Au pays des malheurs.

Clouer l’ombre dans les ténèbres et ramener la paix à Kabe… l’ordre de mission était sommaire, pour ne pas dire incomplet. Les informations que la team avait reçu de la bouche d’Eita étaient trop peu nombreuses pour avancer un plan clair, net, et précis. Le quatuor n’avait d’autres choix que d’aviser une fois sur place. Cela passerait nécessairement pas une phase d’observation plus ou moins longue qui agrandirait plus ou moins le délais de la mission. Mais qu’importe, le client n’était pas vraiment regardant sur le temps écoulé. Il voulait seulement mettre fin aux rumeurs les plus folles et rassurer les habitants, à défaut de pouvoir régler le problème lui-même. La peur engendrait bon nombre de méprises, parmi lesquelles on pouvait trouver l’attribution de faits à des mythes et des légendes déterrés pour l’occasion. Une pure folie, mais qui avait au moins le mérite d’apporter des réponses, même fausses, aux habitants. En clair, une façon comme une autre de ressentir l’illusion d’un réconfort. Sho était loin d’avoir toutes les cartes en main, mais la piste des « brigands » était sans doute la plus plausible. Un démon - fut-il des forêts, des rivières ou des montagnes - n’avait sans doute pas grand chose à voir avec les troubles qui secouaient à cet instant même le petit cimetière de Kabe.

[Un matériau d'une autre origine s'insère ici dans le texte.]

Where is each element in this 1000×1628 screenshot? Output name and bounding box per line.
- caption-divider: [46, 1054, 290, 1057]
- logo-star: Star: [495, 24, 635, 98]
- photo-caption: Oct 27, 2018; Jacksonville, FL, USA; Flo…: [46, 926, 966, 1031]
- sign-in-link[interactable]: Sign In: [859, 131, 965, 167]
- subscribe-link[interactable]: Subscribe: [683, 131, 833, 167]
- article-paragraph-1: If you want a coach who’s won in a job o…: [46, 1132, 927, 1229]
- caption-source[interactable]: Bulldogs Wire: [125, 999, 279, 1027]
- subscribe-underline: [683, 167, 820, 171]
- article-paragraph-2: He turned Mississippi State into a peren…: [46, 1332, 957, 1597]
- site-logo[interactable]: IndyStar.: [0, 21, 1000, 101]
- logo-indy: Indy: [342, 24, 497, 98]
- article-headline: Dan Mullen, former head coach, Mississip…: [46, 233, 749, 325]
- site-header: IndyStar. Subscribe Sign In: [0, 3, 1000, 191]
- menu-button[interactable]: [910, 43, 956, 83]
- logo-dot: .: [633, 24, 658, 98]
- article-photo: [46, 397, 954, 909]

Les démons ne vivaient que dans les contes pour enfants.

Contrairement à l’idée commune, la frontière sud du Pays de la Foudre voyait rarement des mouvements de troupes filer en direction du Pays de la Neige. Les kuméens avaient, pour la plupart, l’habitude de prendre le bateau depuis les villes portuaires de la côte est jusqu’aux ports du Pays du Feu quand leurs pas devaient les conduire plus au sud. Ce soir là, un pan de frontière se teinta de bleu à l’apparition de quatre silhouettes vêtues de noir et de violet. L’intégralité de la team Mangetsu venait d’apparaître grâce aux talents de sa spécialiste en jeux d’esprit. Elle afficha un sourire satisfait quand Ooraka lui tapota l’épaule pour la féliciter.

[Ooraka] · Très jolie téléportation de masse.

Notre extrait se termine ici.